J'ai tout oublié à la seconde même où mon regard a croisé celui de Damien. Là, devant moi, les bras ballants et les lèvres entrouvertes. Beau comme le jour, avec ce costume trois pièces beige.

Beau comme le jour.

Plus beau que jamais.

Ce visage qu'on ne voit qu'une fois, qu'on aperçoit dans ses rêves et qu'on veut absolument rencontrer dans la vraie vie. Ce teint hâlé, et ces yeux noisette. Ces lèvres ni trop fines, ni trop pulpeuses. De la taille parfaite. Du genre à ne pas s'accorder avec n'importe lesquelles... qui s'accordaient avec les miennes comme si elles étaient faites pour être réunies.

- Salut, souffle-t-il.

Salut.

C'est ce que je mérite. Un vulgaire salut qui se fonderait volontiers dans une conversation banale avec un vieux pote d'école.

Salut.

C'est la première chose qu'il me dit aujourd'hui, la dernière qu'il a dite il y a sept ans. Salut, qui sonne comme une injure, comme un milliard de reproches auxquels je suis incapable de répondre, bien trop absorbé par ce qu'il est devenu. Le même, en plus beau. En plus adulte. En plus tout.

Beau comme le jour.

Les secondes passent, mais nos regards restent ancrés l'un dans l'autre. Je me sens aussi vulnérable qu'un condamné qui attend son heure sur la chaise électrique : Je ne peux même plus penser, si ce n'est à la douleur que j'éprouve au fin fond de mon âme. Mon jardin secret reprend des couleurs et je me souviens de tout, de nous. De ses sourires et de ses rires, de ses paroles et ses soupirs. Qu'est-ce qu'il est beau, putain.

Beau comme le jour.

Mais je dois absolument me reprendre et ne pas perdre la face. Pas ici, pas maintenant et surtout pas comme ça. Alors, je m'inflige une claque mentale et lui offre un sourire sans intérêt, presque ennuyé.

- Oh, salut. Désolé, je... je ne t'ai pas reconnu tout de suite, lancé-je.

Quel putain de menteur ! Bien sûr que je l'ai reconnu, et en moins de temps qu'il n'en faut pour respirer. Je l'ai vu, je l'ai reconnu, et mon cœur s'est réveillé.

Damien feint un petit rire.

Ne rigole pas. Je t'en prie, ne joue pas à me torturer.

- J'ai changé à ce point ?

Ne sachant pas quoi dire, je souris. Je souris en scrutant chacun de ses gestes. Toute la scène est au ralenti, comme si nous étions dans un foutu film, comme si tout ça était orchestré. Une caméra cachée ? Je n'en sais rien. Tout ce que je sais, c'est que mon cœur va finir par déchirer ma peau pour battre à l'unisson avec le sien.

- Bon, je vais... retourner avec les autres. On se recroisera peut-être durant la soirée, dit-il.

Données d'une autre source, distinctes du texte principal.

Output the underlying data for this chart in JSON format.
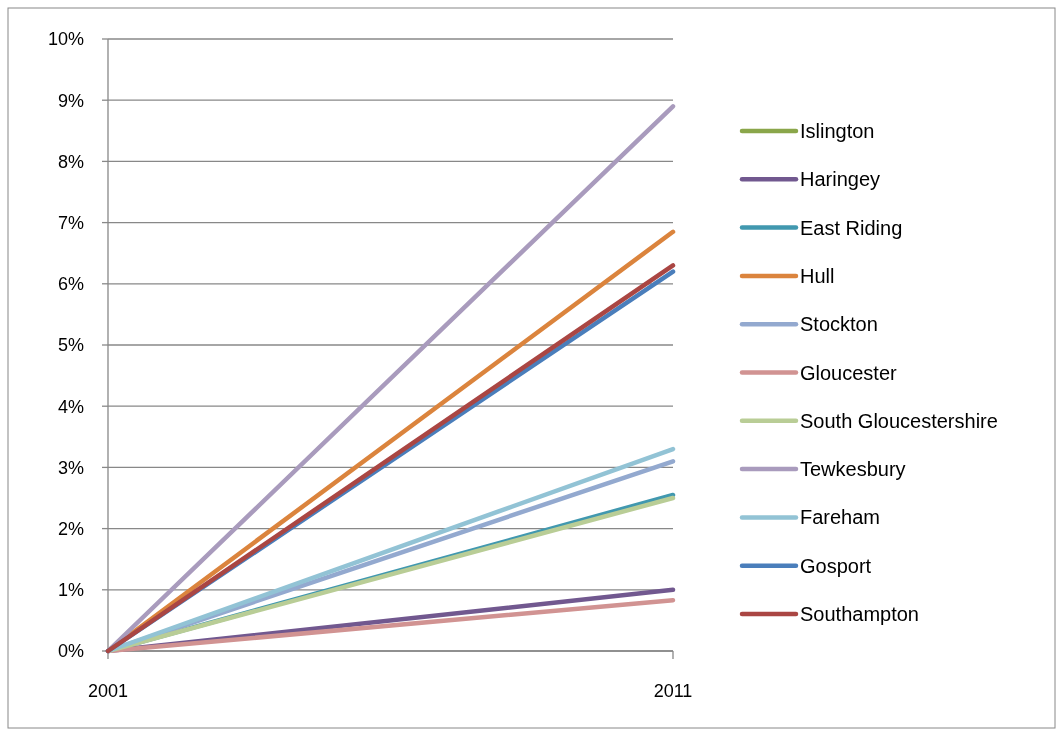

Les joues rougies par notre rencontre, Damien passe à mes côtés et retourne à l'intérieur. Je le suis du regard jusqu'à ce qu'il disparaisse dans la foule. Je pourrais le suivre à la trace, parce que s'il y a bien quelque chose qui n'a pas changé, c'est son parfum. Ce putain de parfum qui collait aux murs lors de nos années universitaires. L'Homme Idéal, de Guerlain.

L'Homme Idéal. Celui qui est beau comme le jour.

Il me faut une minute, même plus que ça, pour que je me rende compte de ce qui vient de se passer. Une minute durant laquelle je suis resté là, debout, la respiration saccadée. Une minute pour me rendre compte qu'il était là. Qu'il était à mes côtés, que son parfum n'était pas une illusion. Je n'ai rien eu à faire, il est apparu comme un génie sortit de la lampe, mais sans aucun vœu à m'accorder. Peut-être parce que le voir, même une seconde, est ce que je désirais le plus au monde.